Por cierto, la eliminación del régimen de elección de horas no convertiría a los liceos en paraísos, ni mucho menos. Pero, si cada docente permaneciera en el liceo en que estuvo el año pasado (con los naturales traslados para cubrir las vacantes causadas por ascensos o jubilaciones, como ocurre en todos los demás empleos del país), se evitaría el loquero que se produce cada año, las vacantes que duran meses, los alumnos sin profesores, la pérdida de horas de clase, la incertidumbre, la sensación de que a nadie le importa lo que ocurra. La eliminación del régimen de elección de horas permitiría, además, que el cuerpo docente de cada liceo tuviera permanencia en el mismo y pudiera “encariñarse” con los alumnos, conocerlos, sentirse responsable por ellos. Facilitaría también ir concentrando las horas de cada docente en un solo liceo.

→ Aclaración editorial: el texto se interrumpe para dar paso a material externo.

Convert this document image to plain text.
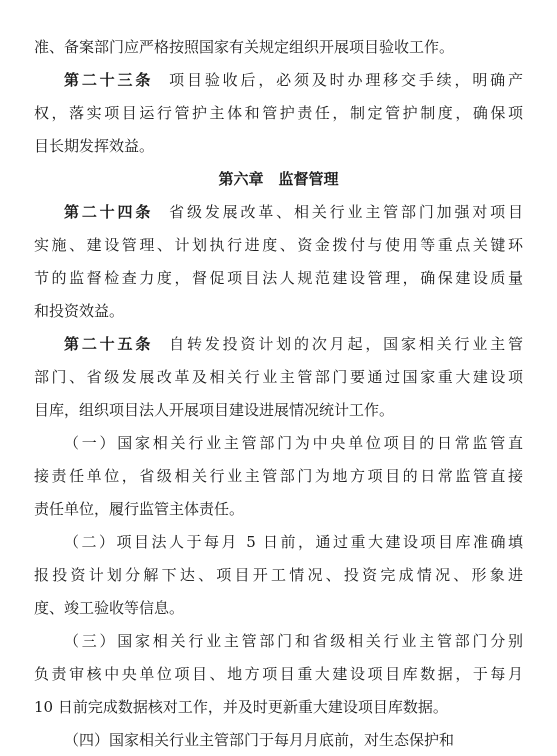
准、备案部门应严格按照国家有关规定组织开展项目验收工作。
第二十三条 项目验收后，必须及时办理移交手续，明确产
权，落实项目运行管护主体和管护责任，制定管护制度，确保项
目长期发挥效益。
第六章　监督管理
第二十四条 省级发展改革、相关行业主管部门加强对项目
实施、建设管理、计划执行进度、资金拨付与使用等重点关键环
节的监督检查力度，督促项目法人规范建设管理，确保建设质量
和投资效益。
第二十五条 自转发投资计划的次月起，国家相关行业主管
部门、省级发展改革及相关行业主管部门要通过国家重大建设项
目库，组织项目法人开展项目建设进展情况统计工作。
（一）国家相关行业主管部门为中央单位项目的日常监管直
接责任单位，省级相关行业主管部门为地方项目的日常监管直接
责任单位，履行监管主体责任。
（二）项目法人于每月 5 日前，通过重大建设项目库准确填
报投资计划分解下达、项目开工情况、投资完成情况、形象进
度、竣工验收等信息。
（三）国家相关行业主管部门和省级相关行业主管部门分别
负责审核中央单位项目、地方项目重大建设项目库数据，于每月
10 日前完成数据核对工作，并及时更新重大建设项目库数据。
（四）国家相关行业主管部门于每月月底前，对生态保护和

Es verdad que habría muchas otras cosas para revisar en Secundaria: el contenido de los programas, la formación de los docentes, la relación entre la educación y el trabajo, y entre la educación y la vida ciudadana, e incluso la filosofía con la que se encara el fenómeno educativo. Pero todos esos cambios llevan tiempo, son costosos y requieren acuerdos conceptuales que en el país distan de existir.
¿Qué hacemos, entonces? ¿Nos quedamos paralizados esperando una solución global y maravillosa? ¿O implementamos aquellos cambios que sí se pueden hacer, porque no insumen tiempo, no tienen costo y porque nadie en una posición imparcial puede encontrar un motivo valedero para no hacerlos?
En estos días, los senadores Pedro Bordaberry y Ope Pasquet propusieron establecer por ley un mínimo de 180 días anuales de clase en los institutos públicos de enseñanza. Por suerte, el presidente Mujica parece haber recogido la iniciativa.
Es otra reforma posible, sencilla, sin costo (los sueldos de los docentes se pagan todo el año) y a la que nadie en su sano juicio podría oponerse.
Tal vez, como señaló el periodista Emiliano Cotelo hace un par de días, la reforma de la enseñanza no pueda ser “La Reforma” (así, en singular y con mayúscula). Tal vez deba ser una serie de reformas sucesivas (plurales y con minúscula), tales que cada una cree el ambiente propicio para otros cambios, más profundos.
Quizá, como casi siempre, la cuestión sea empezar por algún lado.